男の首から上が血飛沫を纏って夫婦の方へと飛んで行き、ワタシを罵倒していた連中の声が一瞬で静まり返る。場が凍り付いた今、体を動かせるのはワタシだけになった様だ。
「悪く思うなよ。テメェ等は運が無かった。閻魔も少しはオマケしてくれるさ!」
そう言って、次の標的の方へ体を向けて足を踏み出す。そこから瞬き幾つかをするまでの間に、ワタシの周囲を取り囲んでいた丁稚の男達は皆、この世から消え去っていき…残るは可哀そうな夫婦だけとなった。
「く、くそ…!!!」「誰か!誰か!誰か助けて!!!」
余りの悲劇に腰を抜かしかけていた2人だが、いざ2人しか残らなくなると案外動けるもので、彼らは助けを求めながら屋敷の奥へ奥へと駆け出していく。2人だけになった屋敷。ワタシも屋敷へ上がり込み、ゆっくりと彼らを追い詰める。

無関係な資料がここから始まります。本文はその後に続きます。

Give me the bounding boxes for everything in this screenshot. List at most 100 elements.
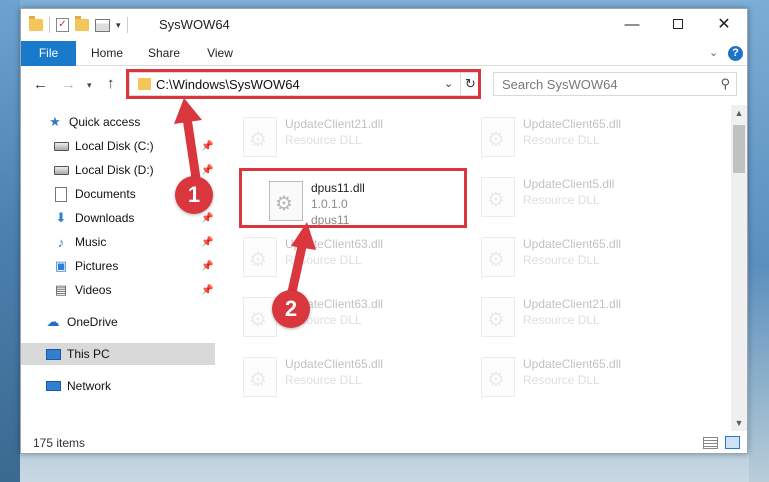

「諦めはつかねぇよな…そりゃそうだろう。後を継いで数年。頑張ったものなぁ」
独り言を言いながら、夫婦が逃げ込んだ部屋の扉を開けた。その刹那…
「!!」
火薬が弾ける音と共に、咄嗟に刀を出したワタシの左右を真っ二つになった銃弾が掠めていく。
「アブねぇもんもってやがんな。禁制の品じゃないか」
夫婦の最終兵器は鉄砲か。それも、南蛮渡来…最近、螢が好き好んで使ってる最新式の連発銃。

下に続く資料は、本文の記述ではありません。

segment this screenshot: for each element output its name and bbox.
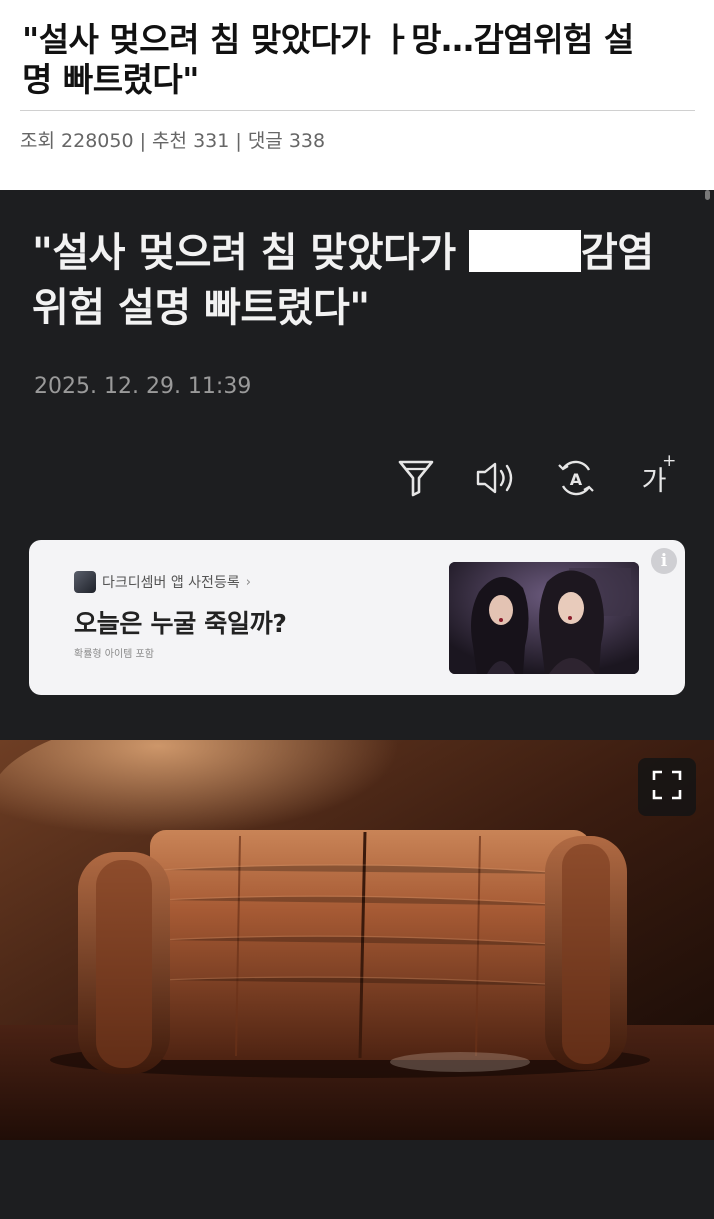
fullscreen-button[interactable]	[638, 758, 696, 816]
font-size-plus: +	[662, 450, 677, 471]
scrollbar[interactable]	[705, 190, 710, 200]
recommend-label: 추천	[152, 130, 188, 152]
article-title: "설사 멎으려 침 맞았다가 감염위험 설명 빠트렸다"	[32, 226, 682, 336]
ad-headline[interactable]: 오늘은 누굴 죽일까?	[74, 604, 287, 640]
fullscreen-icon	[652, 770, 682, 804]
post-header: "설사 멎으려 침 맞았다가 ㅏ망…감염위험 설명 빠트렸다" 조회 22805…	[0, 0, 714, 190]
ad-disclaimer: 확률형 아이템 포함	[74, 649, 154, 660]
redaction-box	[469, 230, 582, 272]
article-image-gavel	[0, 740, 714, 1140]
comments-label: 댓글	[247, 130, 283, 152]
post-meta: 조회 228050 | 추천 331 | 댓글 338	[20, 126, 325, 153]
article-toolbar: A 가 +	[390, 451, 690, 500]
views-label: 조회	[20, 130, 55, 152]
comments-count: 338	[288, 130, 326, 152]
views-count: 228050	[61, 130, 134, 152]
info-icon[interactable]: i	[651, 548, 677, 574]
translate-button[interactable]: A	[552, 456, 600, 500]
font-size-icon: 가 +	[642, 451, 677, 498]
meta-separator: |	[139, 130, 146, 152]
chevron-right-icon: ›	[245, 574, 251, 590]
article-screenshot: "설사 멎으려 침 맞았다가 감염위험 설명 빠트렸다" 2025. 12. 2…	[0, 190, 714, 1219]
font-size-button[interactable]: 가 +	[630, 451, 678, 500]
filter-button[interactable]	[392, 456, 440, 500]
divider	[20, 110, 695, 111]
ad-banner[interactable]: 다크디셈버 앱 사전등록 › 오늘은 누굴 죽일까? 확률형 아이템 포함 i	[29, 540, 685, 695]
article-title-start: "설사 멎으려 침 맞았다가	[32, 230, 470, 276]
svg-text:A: A	[570, 470, 583, 489]
app-logo-icon	[74, 571, 96, 593]
ad-sponsor-text: 다크디셈버 앱 사전등록	[102, 575, 240, 591]
meta-separator: |	[235, 130, 242, 152]
speaker-icon	[474, 459, 518, 497]
ad-sponsor[interactable]: 다크디셈버 앱 사전등록 ›	[74, 571, 251, 593]
recommend-count: 331	[193, 130, 230, 152]
post-title: "설사 멎으려 침 맞았다가 ㅏ망…감염위험 설명 빠트렸다"	[22, 20, 634, 99]
article-date: 2025. 12. 29. 11:39	[34, 374, 252, 399]
filter-icon	[397, 458, 435, 498]
text-to-speech-button[interactable]	[472, 456, 520, 500]
ad-image[interactable]	[449, 562, 639, 674]
translate-icon: A	[555, 457, 597, 499]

「諦めが悪いと、閻魔様もオマケしてくれなくなるぜ?」
「黙れ!押しかけて来るなり全員を殺しやがって…お前だけは儂が殺してやる!」
殺気立つ旦那。ワタシはニヤリとした顔を貼り付けて、刀を構えたまま、ジリジリと2人の方へ近づいて行った。
「殺せるものなら殺してみるがいいさ」
「クソ!!!!!!!!!!!!!!」
刀の間合いに入る直前。ワタシの煽りに乗った旦那が銃の引き金を引いた。
「っ…」
それに対して、ワタシは何もせず銃弾を額に食らってグラリと体制を崩す。死の間際…唖然とした表情を浮かべた夫婦の姿が見え…視界が闇に沈み…
「ば、化物だ…」
即座に生き返ったワタシは、畳の上に崩れ落ちることなく姿勢を立て直した。
「案外、銃弾も痛てぇもんじゃねぇな」
眉間を貫いた筈の弾丸。眉間にあるはずの傷は塞がっていて、ワタシの体からは血の一滴も流れていない。夫婦はそんなワタシの姿を見るなり、ガタガタと体を震わせて抱き合うばかりとなってしまう。
「ま、そういうことでな。ワタシは人じゃないのさ」
ひとしきり怖がらせた後。ワタシは何気ない様子で2人の傍に近づいて刀の間合いに入ると、ゆっくりと刀を構えた。そして一言…暇つぶし相手になってくれた夫婦に目を向けて最期の言葉を投げかける。
「悪いな。こうなっちまって」
ボソッとそう言って、刀を一閃。夫婦を一度に切り裂くと、ワタシは返り血を浴びたまま畳の上に佇んで、静寂が戻った屋敷の中で、ポツリと気の抜けた言葉を呟いた。